Homemade Roasted Chickpeas
INGREDIENTS
- 1 16 oz. can of garbanzo beans/chickpeas
- 1 Tbsp. olive oil (or avocado oil, coconut oil, etc.)
- flavor mixture (see below)
DIRECTIONS
- Preheat oven to 450°F and line a baking sheet with a rim, with parchment paper.
- Drain and rinse chickpeas.
- Soak in water for 2-3 minutes.
- Drain and rinse. Pour the chickpeas onto a dish towel and allow them to dry a bit more.
- In a medium mixing bowl, combine oil and the chickpeas.

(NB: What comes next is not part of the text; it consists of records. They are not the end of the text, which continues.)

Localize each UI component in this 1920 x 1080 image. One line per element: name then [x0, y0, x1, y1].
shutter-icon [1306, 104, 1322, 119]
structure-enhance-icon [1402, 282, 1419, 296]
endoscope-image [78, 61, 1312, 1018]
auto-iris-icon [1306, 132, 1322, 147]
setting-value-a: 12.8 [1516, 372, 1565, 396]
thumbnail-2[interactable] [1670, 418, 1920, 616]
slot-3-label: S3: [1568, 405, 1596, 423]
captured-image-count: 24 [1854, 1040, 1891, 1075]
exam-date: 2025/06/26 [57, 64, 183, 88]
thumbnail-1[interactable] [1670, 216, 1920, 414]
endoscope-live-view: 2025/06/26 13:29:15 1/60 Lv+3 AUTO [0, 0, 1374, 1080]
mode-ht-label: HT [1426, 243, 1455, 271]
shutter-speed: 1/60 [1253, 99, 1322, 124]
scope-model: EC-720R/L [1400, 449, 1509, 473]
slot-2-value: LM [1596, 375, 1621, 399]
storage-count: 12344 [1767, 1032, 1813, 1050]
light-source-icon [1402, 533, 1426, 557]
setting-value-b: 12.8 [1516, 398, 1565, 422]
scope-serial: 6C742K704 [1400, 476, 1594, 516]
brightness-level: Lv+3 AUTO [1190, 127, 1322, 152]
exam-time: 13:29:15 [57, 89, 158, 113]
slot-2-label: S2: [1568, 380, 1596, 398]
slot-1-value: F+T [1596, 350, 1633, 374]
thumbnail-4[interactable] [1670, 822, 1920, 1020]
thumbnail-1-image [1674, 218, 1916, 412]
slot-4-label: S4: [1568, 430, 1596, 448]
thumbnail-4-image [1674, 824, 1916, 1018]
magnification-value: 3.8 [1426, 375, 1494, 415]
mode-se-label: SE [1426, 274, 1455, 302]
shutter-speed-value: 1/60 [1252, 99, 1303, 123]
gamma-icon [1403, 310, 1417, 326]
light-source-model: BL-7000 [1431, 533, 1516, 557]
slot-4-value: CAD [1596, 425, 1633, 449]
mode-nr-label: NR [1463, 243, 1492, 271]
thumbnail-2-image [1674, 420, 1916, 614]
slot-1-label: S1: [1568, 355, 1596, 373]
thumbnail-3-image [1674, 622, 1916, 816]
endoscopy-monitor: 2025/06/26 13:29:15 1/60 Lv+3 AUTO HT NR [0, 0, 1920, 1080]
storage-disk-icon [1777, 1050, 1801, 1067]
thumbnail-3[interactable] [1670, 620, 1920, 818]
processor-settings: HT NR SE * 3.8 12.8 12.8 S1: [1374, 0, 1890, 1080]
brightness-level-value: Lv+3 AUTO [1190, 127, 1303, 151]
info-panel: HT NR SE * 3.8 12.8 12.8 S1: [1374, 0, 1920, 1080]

Mix until the beans are coated.
- Bake in the oven for 35-45 minutes, until crisp to taste.
- Turn the oven off and allow the chickpeas to stay in the oven for at least 15 minutes more, to continue to dehydrate so they stay crispy the next day!
- Remove them from the oven and toss the chickpeas with oil then toss them in the seasoning mix (found below) of your choice.
- Enjoy or save in a mason jar for later enjoyment!
7 different snack flavors
CHILE LIME
- 1 tsp. olive oil (or avocado, coconut, etc.)
- 1/2 tsp. ancho chile powder
- 1 tsp. lime peel powder/zest
- 1/2 tsp. smoked paprika
- 1/2 tsp. real salt
- 1/2 tsp. black pepper
RANCH
You could forgo the spices below and use a packet of organic ranch dressing mix if that is what you have on hand!
- 1 tsp. olive oil (or avocado, coconut, etc.)
- 1/2 tsp. dried parsley
- 1/2 tsp. dried dill
- 1/2 tsp. garlic powder
- 1/2 tsp. onion powder
- 1/2 tsp. real salt
- 1/2 tsp. black pepper
HONEY CINNAMON
NOTE: for a caramelized effect with these, toss them in the honey/cinnamon/nutmeg/salt/olive oil mixture then put them back into the oven at 375°F and roast for ten more minutes.
- 1/2 Tbsp. olive oil (or avocado, coconut, etc.)
- 1 Tbsp. raw unfiltered honey
- 1/2 tsp. cinnamon powder
- 1/8 tsp. nutmeg (optional)
- 1/8 tsp. real salt
THAI CURRY
- 1 tsp. olive oil (or avocado, coconut, etc.)
- 1/2 tsp. curry powder
- 1/2 tsp. lime peel powder/zest
- 1/4 tsp. lemongrass, powdered
- 1/2 tsp. real salt
- 1/2 tsp. black pepper
SPICY SALSA
- 1 tsp. olive oil (or avocado, coconut, etc.)
- 1/2 tsp. real salt
- 1/2 tsp. black pepper
- 2 Tbsp. dried salsa, powdered (I like to dehydrate my homemade salsa and then grind it into a powder with my favorite coffee grinder)
- 1/2 tsp. lime peel powder/zest
GARLIC “PARMESAN”
- 1 tsp. olive oil (or avocado, coconut, etc.)
- 1/2 tsp. garlic powder
- 1/2 tsp. real salt
- 1/2 tsp. black pepper
- 1 Tbsp. nutritional yeast
SALT & VINEGAR
For salt & vinegar chickpeas, you need to first add the drained and rinsed chickpeas to a pan with the vinegar. Open your windows up to ventilate and bring the chickpea/vinegar to a boil. Remove from heat and allow the chickpeas to sit in the vinegar for 15-20 minutes before draining and drying. Bake as per instructions above!